Thanks for not stopping me when I decided to call my mom at 2 in the morning to ask her where I was born
I'm Still in a robe trying to piece together 3-7am I'll be there in a few
I'm drinking beergaritas with a dog who is high and a baby
your completely serious
Because at some point last night we decided that shotgunning beers from a paint stick was a good idea
I planned on emotionally scarring him for life this weekend. DAMN YOU PERIOD!

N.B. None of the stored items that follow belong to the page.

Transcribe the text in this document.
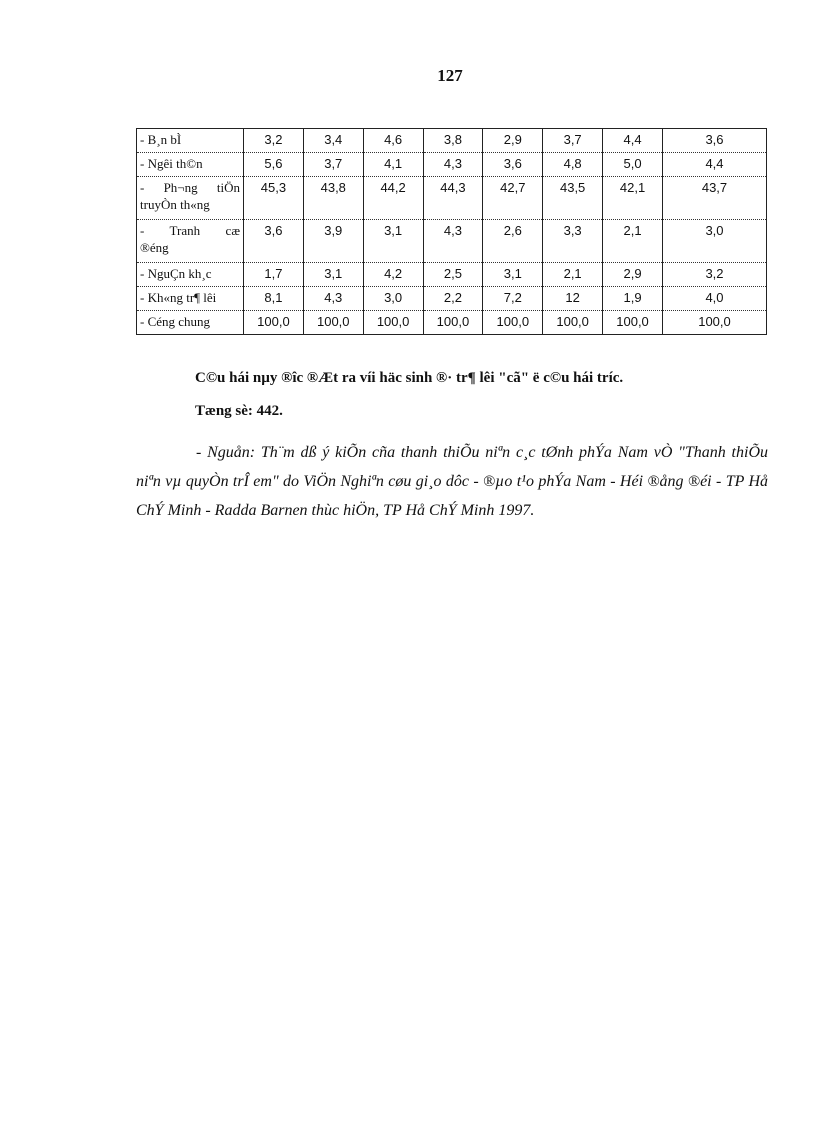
127
- B¸n bÌ	3,2	3,4	4,6	3,8	2,9	3,7	4,4	3,6
- Ngêi th©n	5,6	3,7	4,1	4,3	3,6	4,8	5,0	4,4
- Ph¬ng tiÖn
truyÒn th«ng	45,3	43,8	44,2	44,3	42,7	43,5	42,1	43,7
- Tranh cæ
®éng	3,6	3,9	3,1	4,3	2,6	3,3	2,1	3,0
- NguÇn kh¸c	1,7	3,1	4,2	2,5	3,1	2,1	2,9	3,2
- Kh«ng tr¶ lêi	8,1	4,3	3,0	2,2	7,2	12	1,9	4,0
- Céng chung	100,0	100,0	100,0	100,0	100,0	100,0	100,0	100,0
C©u hái nµy ®îc ®Æt ra víi häc sinh ®· tr¶ lêi "cã" ë c©u hái tríc.
Tæng sè: 442.
- Nguån: Th¨m dß ý kiÕn cña thanh thiÕu niªn c¸c tØnh phÝa Nam vÒ "Thanh thiÕu niªn vµ quyÒn trÎ em" do ViÖn Nghiªn cøu gi¸o dôc - ®µo t¹o phÝa Nam - Héi ®ång ®éi - TP Hå ChÝ Minh - Radda Barnen thùc hiÖn, TP Hå ChÝ Minh 1997.
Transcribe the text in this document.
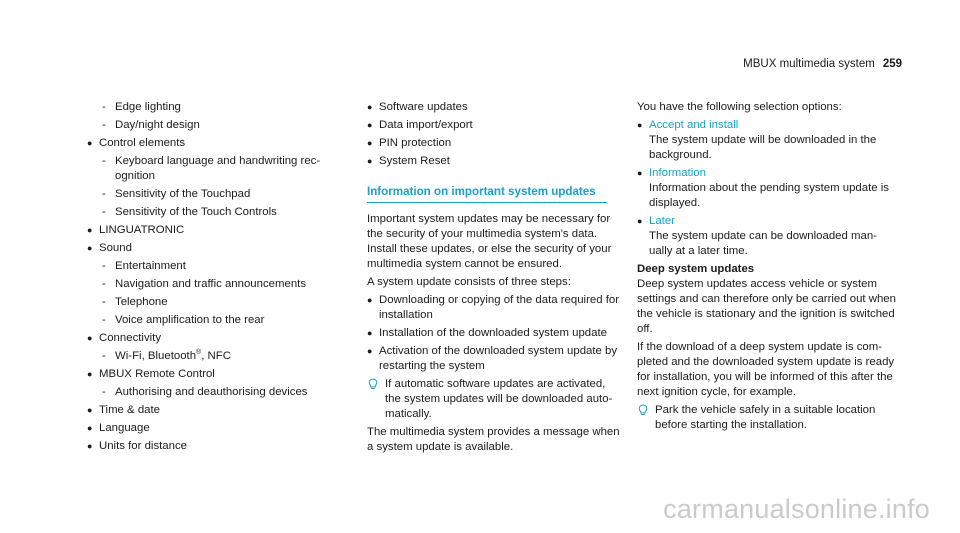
MBUX multimedia system 259
- Edge lighting
- Day/night design
● Control elements
- Keyboard language and handwriting rec-ognition
- Sensitivity of the Touchpad
- Sensitivity of the Touch Controls
● LINGUATRONIC
● Sound
- Entertainment
- Navigation and traffic announcements
- Telephone
- Voice amplification to the rear
● Connectivity
- Wi-Fi, Bluetooth®, NFC
● MBUX Remote Control
- Authorising and deauthorising devices
● Time & date
● Language
● Units for distance
● Software updates
● Data import/export
● PIN protection
● System Reset
Information on important system updates
Important system updates may be necessary for the security of your multimedia system's data. Install these updates, or else the security of your multimedia system cannot be ensured.
A system update consists of three steps:
● Downloading or copying of the data required for installation
● Installation of the downloaded system update
● Activation of the downloaded system update by restarting the system
If automatic software updates are activated, the system updates will be downloaded auto-matically.
The multimedia system provides a message when a system update is available.
You have the following selection options:
● Accept and install
The system update will be downloaded in the background.
● Information
Information about the pending system update is displayed.
● Later
The system update can be downloaded man-ually at a later time.
Deep system updates
Deep system updates access vehicle or system settings and can therefore only be carried out when the vehicle is stationary and the ignition is switched off.
If the download of a deep system update is com-pleted and the downloaded system update is ready for installation, you will be informed of this after the next ignition cycle, for example.
Park the vehicle safely in a suitable location before starting the installation.
carmanualsonline.info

Learn from me. When going to a booty call do not wear a belly shirt. Nothing says shame like a belly shirt at 7am.
I just made a flawless coverstory for why I dont have my car and why I left the party on foot. #adultererskills
I may not be his cup of tea, but I bet I'm his 10th shot of tequila
Note to self: remember to figure out whether melted cheese is a liquid when not stoned
STAY IN YOUR APARTMENT. DONT GO TO SAFEWAY TO BUY CONDOMS. DONT GO TO THE VAN.
Its amazing how creative youll get when your house has been out of toilet paper for a week and a half
She is either doing really drawn out crunches or trying to sniff her boobs...She's lying on her back with her hand behind her head, forcing her head into the cleavage that's ok to expose and then moves her head back and then does it again.